Cross correlation A fairly easy-to-use method is the search for a suitable position, which is also well considered on the GPU. In theory, it is somewhat more primitive, since the transformation does not take into account the rotation and scale of the image, but it is quite sufficient for our purposes. In matlab, you can use the normxcorr2 function.
The first pass naive and correlation methods for comparison:
Figure 2. Comparison of the naive (left) and correlation (right) methods
Focus and Refine
The picture above still looks quite blurry, now you should focus on highlighting the main features of the face. Therefore, we will search for the pictures and center not the whole face, but the individual details obtained at the previous stage:
Figure 3. Correlation Plots
Naturally, it is advisable to somehow select the images by the value of the correlation coefficient, so as not to miss the result completely unsuitable. I implemented it simply as a threshold function with auto-tuning. Let's say, let the threshold t = 0.5, sort through the pictures one by one in random order. All new pictures are rejected, the correlation of which is less than 0.5 for this segment or with the current result. If the picture is not rejected, the threshold t increases by 0.003, otherwise it decreases by 0.001. As a result, the proportion of images falling into the result is regulated. The system independently balances at a suitable value of t. It was possible to implement something else, here the selection algorithm is on your conscience. As a result, we obtain a set of images with different areas of focus. It remains to combine them in manual or automatic mode to get a fairly accurate image.
Fig.4. Gradual refinement and focusing of the main features
Additional features
To date, we already have fairly pronounced main features and shape of the face, but we notice that the averaging "ate" all the features: hair, skin texture and eyebrows, making the face somewhat synthetic. This can be corrected by setting a high threshold so that only one or a few of the most similar persons will be selected. You can mix additional features with the main ones automatically, but I did it manually. Naturally, it is desirable to transfer only those small parts that have been lost.
Fig.5. Male averaged face, more than 500 shots.
results
Before the publication of this article, I expected to get rid of the first person received through FindFace, but he zaglyuchil, and in the end it was not needed. I already knew the person whom I clearly resembled the drawing above. At the end of the screen I looked at ... I myself. I understand that the average person should combine the features of all people in such a way as to be somewhat similar to absolutely everyone, but the coincidence was too significant to be noted. It only remained to make a more or less similar picture in terms of angle and light, and then combine it with the result for clarity:
Minute of de-anonymization
I found my photo in the article unnecessary for reasons of minimal privacy and relevance, so please use this text link drive.google.com/file/d/0B3QDURLCBJrBOGpONmJMbTZPanc/view?usp=sharing Thank you for your understanding.
After obtaining an averaged face, it was easy to find all sorts of typical classes for eyes, noses, mouths and visually assess their impact on the shape of the face. For the eyes, I identified 35 different classes, of which fourteen are mostly female:
Fig.6. Fourteen types of female eyes and their influence on the shape of the face.
A short illustration of the work of the first stage of the algorithm:
It may also be interesting:
Select images with the largest deviations from the average and average them.
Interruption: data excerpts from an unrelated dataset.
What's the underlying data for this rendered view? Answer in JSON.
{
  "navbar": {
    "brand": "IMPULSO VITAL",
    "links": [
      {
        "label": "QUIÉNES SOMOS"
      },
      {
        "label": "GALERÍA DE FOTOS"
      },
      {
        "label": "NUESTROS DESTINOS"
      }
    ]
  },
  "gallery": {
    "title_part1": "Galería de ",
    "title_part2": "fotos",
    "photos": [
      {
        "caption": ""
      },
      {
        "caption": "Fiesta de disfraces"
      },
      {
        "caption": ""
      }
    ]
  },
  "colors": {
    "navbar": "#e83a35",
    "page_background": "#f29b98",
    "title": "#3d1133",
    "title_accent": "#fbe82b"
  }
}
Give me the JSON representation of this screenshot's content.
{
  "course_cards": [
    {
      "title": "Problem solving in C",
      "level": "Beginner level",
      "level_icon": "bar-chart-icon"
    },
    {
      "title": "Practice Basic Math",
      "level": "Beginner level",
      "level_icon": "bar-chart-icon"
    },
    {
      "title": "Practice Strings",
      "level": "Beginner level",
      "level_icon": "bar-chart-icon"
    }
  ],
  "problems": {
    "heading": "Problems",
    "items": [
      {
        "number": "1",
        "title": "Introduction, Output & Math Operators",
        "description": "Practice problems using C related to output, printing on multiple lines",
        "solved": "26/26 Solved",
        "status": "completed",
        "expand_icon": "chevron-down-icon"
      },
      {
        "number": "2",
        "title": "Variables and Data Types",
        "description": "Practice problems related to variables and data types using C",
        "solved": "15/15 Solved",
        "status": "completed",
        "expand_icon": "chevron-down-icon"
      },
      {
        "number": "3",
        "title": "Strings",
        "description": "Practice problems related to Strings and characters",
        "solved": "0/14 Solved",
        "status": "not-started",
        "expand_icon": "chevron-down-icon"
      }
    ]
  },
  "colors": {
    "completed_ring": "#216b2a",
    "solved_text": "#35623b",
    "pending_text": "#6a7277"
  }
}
Most likely, there are other popular combinations of features that the algorithm missed during mass averaging. In fact, the right-wing character on KDPV is obtained in this way, and I am sure that he is not the only one.
To search and average pictures, similar to a certain real-life person.
From the obtained classes of facial features find the most popular combination and average. A face obtained in this way may differ slightly from those given above.